I have very mixed feelings about WASM. It may kill any modicum of user control we have left, but it will also make it easier to dev in whatever language I want and target the web.
At this point, we should just scrap the web and start over.
Yeah good point about user control. Although it isn't like most fancy webpages these days can be controlled or understood easily anyways. Better off just doing better sandboxing than trying to do any kind of introspection on documents and stuff, if that's the goal. And you can read website source code for lots of open source projects (hexbear.net lol), so it's not like you get much from being able to look at the stuff transmitted to your browser. I'm sure there will be tools eventually to see what WASM "syscalls" are being made if there aren't already ways, and you could probably create hooks for them too, in order to control what websites can do, without writing a new browser.
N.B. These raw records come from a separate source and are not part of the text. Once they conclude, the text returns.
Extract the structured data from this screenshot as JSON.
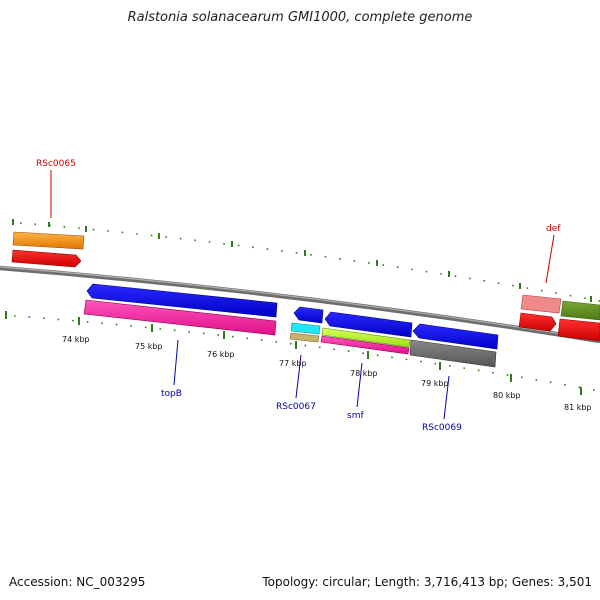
{
  "title": "Ralstonia solanacearum GMI1000, complete genome",
  "footer": {
    "accession": "Accession: NC_003295",
    "summary": "Topology: circular; Length: 3,716,413 bp; Genes: 3,501"
  },
  "scale_labels": [
    "74 kbp",
    "75 kbp",
    "76 kbp",
    "77 kbp",
    "78 kbp",
    "79 kbp",
    "80 kbp",
    "81 kbp"
  ],
  "gene_labels": {
    "rsc0065": "RSc0065",
    "def": "def",
    "topb": "topB",
    "rsc0067": "RSc0067",
    "smf": "smf",
    "rsc0069": "RSc0069"
  },
  "colors": {
    "forward_label": "#cc0000",
    "reverse_label": "#0000aa",
    "backbone": "#808080",
    "ticks": "#2e7d1a"
  }
}
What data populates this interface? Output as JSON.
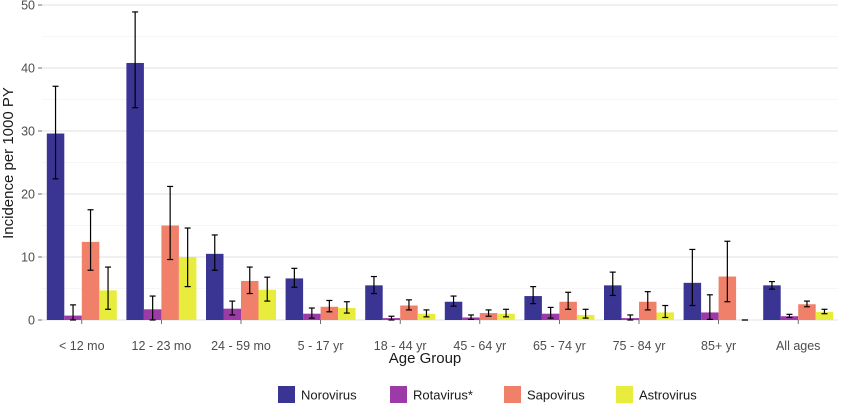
{
  "chart_data": {
    "type": "bar",
    "xlabel": "Age Group",
    "ylabel": "Incidence per 1000 PY",
    "ylim": [
      0,
      50
    ],
    "yticks": [
      0,
      10,
      20,
      30,
      40,
      50
    ],
    "grid": true,
    "legend_position": "bottom",
    "categories": [
      "< 12 mo",
      "12 - 23 mo",
      "24 - 59 mo",
      "5 - 17 yr",
      "18 - 44 yr",
      "45 - 64 yr",
      "65 - 74 yr",
      "75 - 84 yr",
      "85+ yr",
      "All ages"
    ],
    "series": [
      {
        "name": "Norovirus",
        "color": "#3a3493",
        "values": [
          29.6,
          40.8,
          10.5,
          6.6,
          5.5,
          2.9,
          3.8,
          5.5,
          5.9,
          5.5
        ],
        "error_low": [
          22.4,
          33.7,
          7.9,
          5.2,
          4.2,
          2.2,
          2.6,
          3.9,
          2.3,
          4.9
        ],
        "error_high": [
          37.1,
          48.9,
          13.5,
          8.2,
          6.9,
          3.8,
          5.3,
          7.6,
          11.2,
          6.1
        ]
      },
      {
        "name": "Rotavirus*",
        "color": "#9c3aa8",
        "values": [
          0.7,
          1.7,
          1.8,
          1.0,
          0.3,
          0.4,
          1.0,
          0.3,
          1.2,
          0.6
        ],
        "error_low": [
          0.0,
          0.0,
          0.8,
          0.3,
          0.0,
          0.1,
          0.3,
          0.0,
          0.1,
          0.4
        ],
        "error_high": [
          2.4,
          3.8,
          3.0,
          1.9,
          0.6,
          0.8,
          2.0,
          0.8,
          4.0,
          0.9
        ]
      },
      {
        "name": "Sapovirus",
        "color": "#f0806a",
        "values": [
          12.4,
          15.0,
          6.2,
          2.1,
          2.3,
          1.1,
          2.9,
          2.9,
          6.9,
          2.5
        ],
        "error_low": [
          7.9,
          9.6,
          4.2,
          1.3,
          1.6,
          0.6,
          1.7,
          1.6,
          2.9,
          2.1
        ],
        "error_high": [
          17.5,
          21.2,
          8.4,
          3.1,
          3.2,
          1.6,
          4.4,
          4.5,
          12.5,
          3.0
        ]
      },
      {
        "name": "Astrovirus",
        "color": "#e8ec3c",
        "values": [
          4.7,
          10.0,
          4.8,
          1.9,
          1.0,
          1.0,
          0.8,
          1.2,
          0.0,
          1.3
        ],
        "error_low": [
          1.7,
          5.3,
          3.0,
          1.1,
          0.5,
          0.5,
          0.3,
          0.4,
          0.0,
          1.0
        ],
        "error_high": [
          8.4,
          14.6,
          6.8,
          2.9,
          1.6,
          1.7,
          1.7,
          2.3,
          0.0,
          1.7
        ]
      }
    ]
  }
}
One issue with creating and using alternative formats is security, since most of the security stuff requires a budget and is only done for stuff that's actually used. But if you could build something out of existing libraries, like TLS sockets from library A and a WASM VM from library B, there probably wouldn't be much room to create security problems that don't exist already. And some small orgs could use a different protocol (there's already some stuff like this obviously).